Pacific Mercantile Bancorp
- Traded as: Nasdaq: PMBC
- Industry: Banking
- Founded: March 1999; 27 years ago
- Fate: Acquired by Banc of California
- Headquarters: Costa Mesa, California
- Key people: Denis P. Kalscheur, Chairman Brad R. Dinsmore, CEO & President Curt Christianssen, CFO
- Net income: ▼$5 million (2019)
- Total assets: ▲$1.416 billion (2019)
- Total equity: ▲$149 million (2019)
- Number of employees: 160 (2019)
- Website: www.pmbank.com

= Pacific Mercantile Bancorp =

American bank

Pacific Mercantile Bancorp was a bank holding company based in Costa Mesa, California.

==History==
In March 1999, the bank opened its first branch.
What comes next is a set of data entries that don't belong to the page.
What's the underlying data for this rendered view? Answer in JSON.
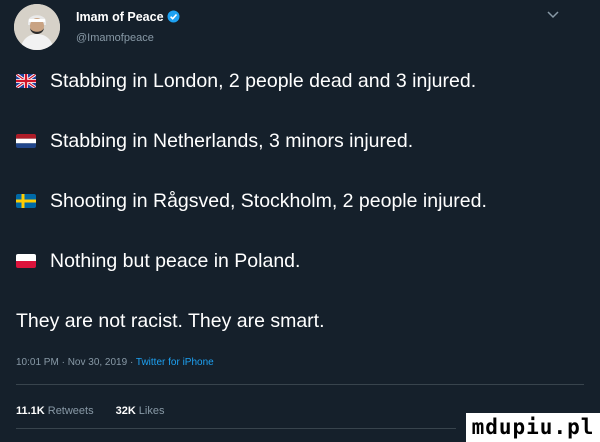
{
  "author": {
    "name": "Imam of Peace",
    "handle": "@Imamofpeace"
  },
  "tweet": {
    "lines": [
      {
        "flag": "uk-flag",
        "text": "Stabbing in London, 2 people dead and 3 injured."
      },
      {
        "flag": "netherlands-flag",
        "text": "Stabbing in Netherlands, 3 minors injured."
      },
      {
        "flag": "sweden-flag",
        "text": "Shooting in Rågsved, Stockholm, 2 people injured."
      },
      {
        "flag": "poland-flag",
        "text": "Nothing but peace in Poland."
      }
    ],
    "closing": "They are not racist. They are smart."
  },
  "meta": {
    "timestamp": "10:01 PM · Nov 30, 2019 · ",
    "source": "Twitter for iPhone"
  },
  "stats": {
    "retweets_count": "11.1K",
    "retweets_label": "Retweets",
    "likes_count": "32K",
    "likes_label": "Likes"
  },
  "watermark": "mdupiu.pl",
  "colors": {
    "background": "#15202b",
    "secondary_text": "#8899a6",
    "link": "#1da1f2",
    "verified": "#1da1f2",
    "divider": "#38444d"
  }
}
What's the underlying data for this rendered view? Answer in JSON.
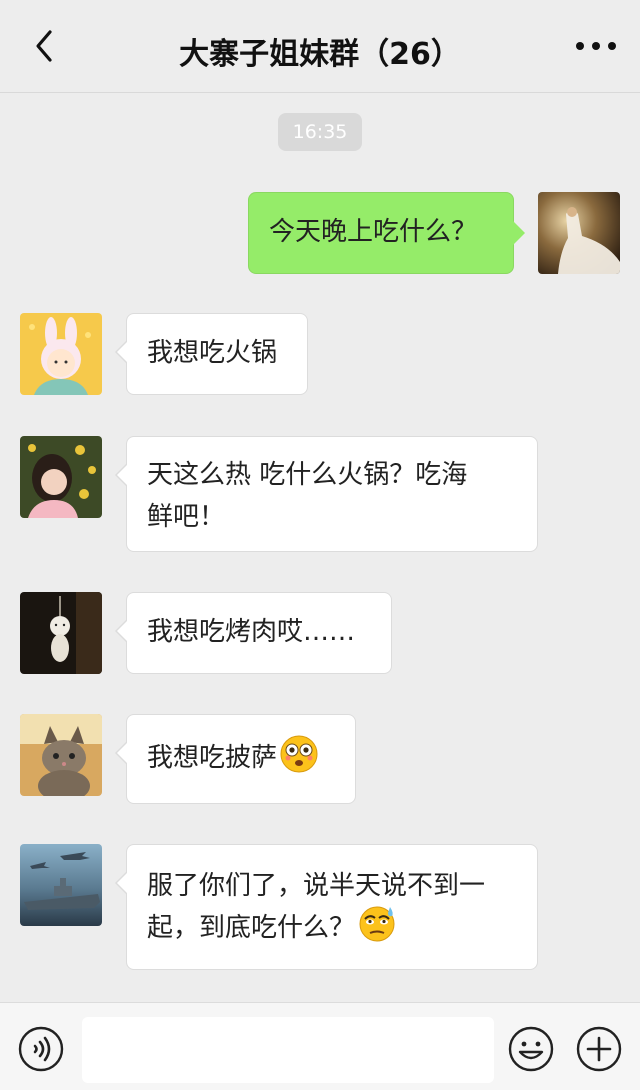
{
  "header": {
    "title": "大寨子姐妹群（26）",
    "back_icon": "chevron-left-icon",
    "more_icon": "more-dots-icon"
  },
  "timestamp": "16:35",
  "messages": [
    {
      "side": "right",
      "text": "今天晚上吃什么？",
      "avatar": "bride-photo"
    },
    {
      "side": "left",
      "text": "我想吃火锅",
      "avatar": "bunny-girl-cartoon"
    },
    {
      "side": "left",
      "text_line1": "天这么热 吃什么火锅？吃海",
      "text_line2": "鲜吧！",
      "avatar": "girl-flowers-photo"
    },
    {
      "side": "left",
      "text": "我想吃烤肉哎……",
      "avatar": "white-doll-dark-photo"
    },
    {
      "side": "left",
      "text": "我想吃披萨",
      "emoji": "astonished-face",
      "avatar": "kitten-photo"
    },
    {
      "side": "left",
      "text_line1": "服了你们了，说半天说不到一",
      "text_line2": "起，到底吃什么？",
      "emoji": "sweat-eye-roll-face",
      "avatar": "warship-aircraft-image"
    }
  ],
  "input_bar": {
    "voice_icon": "voice-icon",
    "input_value": "",
    "emoji_icon": "emoji-smile-icon",
    "plus_icon": "plus-icon"
  },
  "colors": {
    "background": "#ededed",
    "sent_bubble": "#95ec69",
    "received_bubble": "#ffffff"
  }
}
In September 2003, the bank opened a branch in La Habra, California.

In 2000, the company became a public company via an initial public offering.

In October 2004, the bank opened a branch in Long Beach, California.

In 2005, the company exited the wholesale mortgage business.

In April 2013, Raymond E. Dellerba, the founding chairman and chief executive officer, retired.

In June 2016, the company was added to the Russell 3000 Index.

In October 2021, the company was acquired by Banc of California and delisted from the Nasdaq.